The government will comment on the Wijffels commission’s recommendations after the summer recess, Finance Minister Jeroen Dijsselbloem said in a letter to parliament today. At the same time, he will present a plan about the future of ABN Amro NV, SNS Reaal and ASR Nederland NV, it said.
In the fourth quarter, ABN Amro took a 112 million-euro charge to pay the bank tax, while Rabobank Groep took a 179 million-euro charge.
Bank bailouts helped drive Dutch government debt to 71 percent of gross domestic product in the first quarter of 2013, up from 45 percent in 2007, according to figures from the Central Planning Agency. The nationalization of ABN Amro and aid to ING Groep NV in 2008 contributed more than 10 percentage points to the debt-to-GDP ratio that year.
The nationalization of SNS Reaal in February increased debt by 1.6 percentage points, Dijsselbloem said at the time.
The Dutch report comes as EU regulators consider how far to go in breaking up large banks and splitting riskier activities from traditional banking in a bid to take taxpayers off the hook for bailouts and protect depositors.
The EU is examining options for how big a proportion of banks’ trading activities should be shifted into separately capitalized units, according to plans published by the European Commission in May in the wake of proposals by a group led by Bank of Finland governor Erkki Liikanen.
The Wijffels committee echoed the Liikanen group in recommending banks avoid proprietary trading. It also said the universal banking model, combining investment, corporate and consumer banking, should be maintained as it’s necessary to “finance international activities of Dutch companies and to support them with a broad palette of services.”
The committee also examined the possibility of new entrants to the banking market, given that the four biggest Dutch lenders account for more than 80 percent of the industry.
Wijffels, a former chairman of Rabobank, was appointed to head the committee last year. He’s professor of sustainability and societal change at the University of Utrecht, and a member of the Christian Democrat party, or CDA.

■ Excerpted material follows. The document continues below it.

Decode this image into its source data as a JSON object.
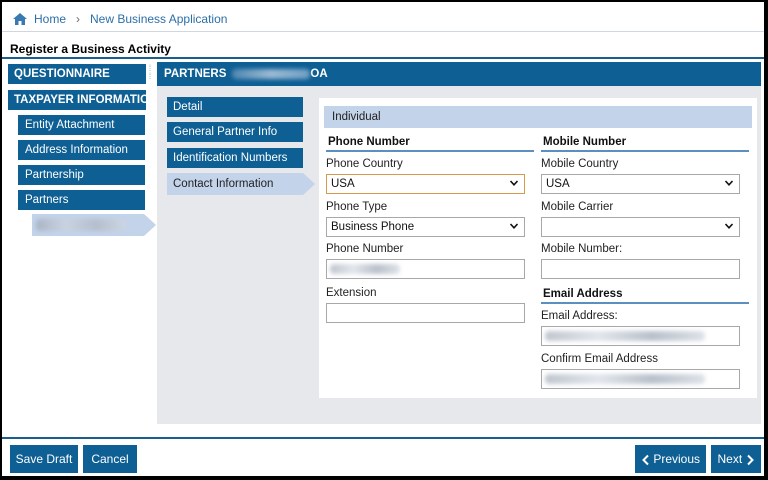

ABN Amro, which was one of Europe’s biggest banks a decade ago, was broken up after its record 71.9 billion-euro takeover by Royal Bank of Scotland Group Plc, Fortis and Banco Santander SA in 2007. A year later, the credit crunch drove Fortis to the verge of collapse, forcing the Netherlands to take over its Dutch banking and insurance units, including the former assets of ABN Amro, for 16.8 billion euros. Costs of that rescue later swelled to about 30 billion euros.
In the same year, the Dutch state provided a 10 billion-euro bailout to ING, the country’s biggest financial-services company, and a first round of 750 million euros in aid to SNS Reaal. Rabobank, a cooperative lender, was the only one of four Dutch banks designated as “too big to fail” by the central bank that didn’t need a government lifeline.
ABN Amro’s workforce fell to 23,059 at the end of last year from 30,000 in 2008. It now operates in 25 countries, down from 56 before its break-up, and relies on the Netherlands for 82 percent of operating income. ING was ordered by the EU to shrink its balance sheet by 45 percent and sell its insurance arm, helping shrink its workforce to about 83,000 from 130,000.